One of the most important lessons the students learn is the funding of the trips. Students are required to be involved in the fund raising efforts. They receive points for participating. The ones with the most points are the ones who go on the trip.

 

“The one who has the most points is the first pick and the one who has the 22nd or however many slots gets the last pick,” he said. “If you have number 23 you don’t get to go. It’s like real life. When we send out the sign up sheets for students to participate they get filled up really quickly.”

 

Students have to hustle to get their points, working weekends and after school.

 

“When you crowd eight kids in a concession stand serving 100s of hamburgers and hotdogs, there’s a lesson in that,” Zapata said. “You hustle now and you get to do some cool things later.
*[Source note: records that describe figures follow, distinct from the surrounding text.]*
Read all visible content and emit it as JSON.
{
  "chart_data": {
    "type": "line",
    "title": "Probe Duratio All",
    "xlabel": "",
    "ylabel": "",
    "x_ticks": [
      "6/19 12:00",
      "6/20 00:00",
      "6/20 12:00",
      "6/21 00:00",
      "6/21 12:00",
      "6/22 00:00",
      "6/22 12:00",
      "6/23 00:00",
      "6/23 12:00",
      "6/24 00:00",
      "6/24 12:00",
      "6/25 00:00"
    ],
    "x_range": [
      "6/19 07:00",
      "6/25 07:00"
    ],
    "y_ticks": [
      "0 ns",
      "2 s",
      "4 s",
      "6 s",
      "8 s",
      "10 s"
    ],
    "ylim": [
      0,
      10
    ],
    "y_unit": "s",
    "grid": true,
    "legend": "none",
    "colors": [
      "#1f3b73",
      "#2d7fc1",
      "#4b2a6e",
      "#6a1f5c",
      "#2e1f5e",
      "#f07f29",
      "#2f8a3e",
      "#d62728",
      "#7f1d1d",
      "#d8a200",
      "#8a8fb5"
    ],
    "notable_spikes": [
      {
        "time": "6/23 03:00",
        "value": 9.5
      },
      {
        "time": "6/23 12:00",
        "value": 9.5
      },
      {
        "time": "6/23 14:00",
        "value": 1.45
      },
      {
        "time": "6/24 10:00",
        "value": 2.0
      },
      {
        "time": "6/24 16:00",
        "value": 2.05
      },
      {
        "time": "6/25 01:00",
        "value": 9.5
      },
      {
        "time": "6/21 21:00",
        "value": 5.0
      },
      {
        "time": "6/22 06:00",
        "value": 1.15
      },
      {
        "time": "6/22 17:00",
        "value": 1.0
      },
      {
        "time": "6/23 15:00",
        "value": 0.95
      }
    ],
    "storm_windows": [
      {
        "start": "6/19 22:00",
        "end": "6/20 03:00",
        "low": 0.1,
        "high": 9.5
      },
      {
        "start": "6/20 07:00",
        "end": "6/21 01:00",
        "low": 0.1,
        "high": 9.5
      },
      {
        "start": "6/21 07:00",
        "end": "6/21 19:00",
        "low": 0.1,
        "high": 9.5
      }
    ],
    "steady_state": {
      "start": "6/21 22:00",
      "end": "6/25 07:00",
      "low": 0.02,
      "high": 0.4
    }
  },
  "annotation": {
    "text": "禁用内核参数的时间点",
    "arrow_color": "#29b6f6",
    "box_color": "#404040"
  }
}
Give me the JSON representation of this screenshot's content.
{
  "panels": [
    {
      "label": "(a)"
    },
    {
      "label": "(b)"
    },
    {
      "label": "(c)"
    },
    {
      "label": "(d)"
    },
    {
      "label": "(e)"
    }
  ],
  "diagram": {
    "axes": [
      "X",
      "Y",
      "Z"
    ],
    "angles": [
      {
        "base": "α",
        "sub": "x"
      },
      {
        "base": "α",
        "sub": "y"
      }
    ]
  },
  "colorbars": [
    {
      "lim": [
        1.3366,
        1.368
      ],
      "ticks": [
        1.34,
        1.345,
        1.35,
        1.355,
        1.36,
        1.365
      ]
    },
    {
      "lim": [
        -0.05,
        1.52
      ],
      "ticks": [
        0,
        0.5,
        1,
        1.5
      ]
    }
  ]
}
We’ve been working on raising those funds since July 2016 and we just took the trip in January.”

 

Likayla Stacy, a student from Stockton, Mo., was one of the students who went to Hawaii.

 

“It was an awesome experience,” she said. “We got to work in a taro field which is a common plant to Hawaii.”

 

Students also visited with locals and learned about the process of making poi. They visited a cattle ranch and helped work about 60 head of cattle.

 

Stacy will be graduating in May and transferring to Missouri State University. She has already secured a part time job that will turn into full time when she graduates.

 

“I have a job offer from Rockin’ R ranch,” Stacy said. “I’m mainly going to be their stable manager for their horse program.

 

She will work part time doing chores on the weekends until she graduates.

 

“I have met so many people through Crowder and have gotten so many leadership opportunities,” Stacy said. “Being here at Crowder has opened up a lot of job opportunities to me that I didn’t even realize existed. I never even thought that I’d be getting to work for a ranch.”

 

Zapata has been at Crowder for 16 years in various capacities with six years as an instructor.

 

“I see a lot of students that we brought in wide eyed and unsure about their future and now I get to call them my peers,” he said. “That tells me we are doing something right.”

 

Zapata likes the family atmosphere on campus.

 

We’re not afraid to walk with our students on campus and chew on ‘em a little bit,” Zapata said. “I know my students by name, I’ve met their parents. This is a great place. I love working here.”

 

Stacy also likes the family atmosphere at Crowder.

 

“We’re a little family here and we get a lot of one on one with our professors,” Stacy said. “We get to see a lot of our professors outside of class. Just anytime I need anything I can go to any of our ag professors and even if it’s not a problem with their class, they’ll help me.”